Por último, en “El final es el principio”, Nacho se convierte en alguien lleno de contradicciones. Puede ser amado y odiado al mismo tiempo. Abjura de todo excepto de su escritura. El lenguaje es crudo, los momentos trágicos se yuxtaponen a los cómicos, sobre todo en las visitas al pueblo natal, que el narrador adora y detesta: “Fue un error. En cuanto puse la maleta en el suelo de la casa familiar, regresó la oscuridad de los recuerdos. Casi pude ver a mi padre caminando por el pasillo, gritando, mientras mi padre se encerraba en el baño a llorar” (p. 571).
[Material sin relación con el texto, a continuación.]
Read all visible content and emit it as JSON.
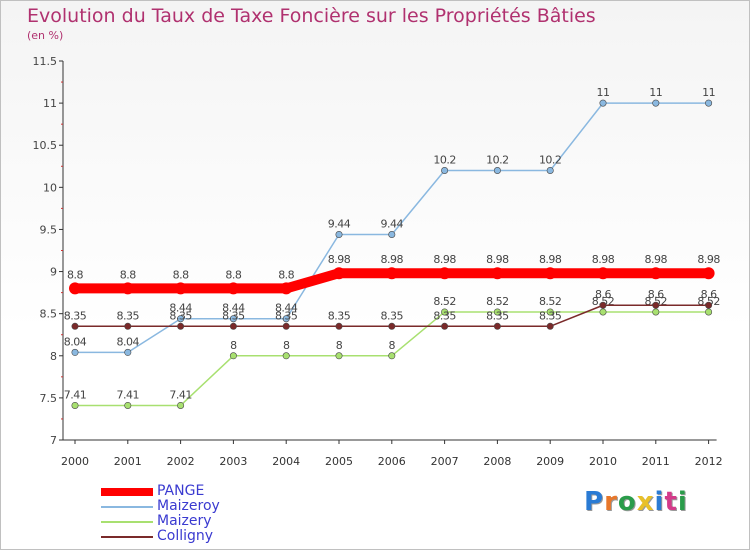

Nacho Cuenca se convierte en la quintaesencia del fracaso. El “concerto solli” del título alude al equilibrio perfecto entre solista y orquesta, o lo que es lo mismo, entre el protagonista y resto de los personajes, que actúan a modo de contrapunto. En la novela, la rabia creativa conduce a la visión artística: “Caminaba por las calles – las pocas veces que salía de casa de Daniela para ir a la mía y coger ropa – como un dibujo animado que ha descubierto el amor: con una sonrisa tonta y rodeado de corazones flotantes. Pero toda felicidad tiene un precio. No sólo en forma de grilletes (también llamados responsabilidades) sino en forma de facturas que exigen pagos en sangre, pagos en llanto, pagos en vísceras” (p. 600).
Alberto Gómez es autor de la novela Entre dioses y peones (Ediciones Amaniel, 2010) y del poemario Manual sobre cosas irreparables (Editorial Poesía eres tú, 2011). Lo que uno encuentra en Concerto Solli, además de sexo explícito y prosa experimental, es el espíritu generoso de un autor que ha escrito un libro que, de alguna manera, lo salva. Nos salva. Su deambular sin rumbo, inútil, sin metodología, es diario de una catástrofe, vademécum escrito con más corazón y vulnerabilidad que cualquier libro que haya leído últimamente. Concerto Solli es la prueba de que si uno no sabe adónde ir, la escritura puede darle la fuerza para seguir adelante, al menos hasta la siguiente línea.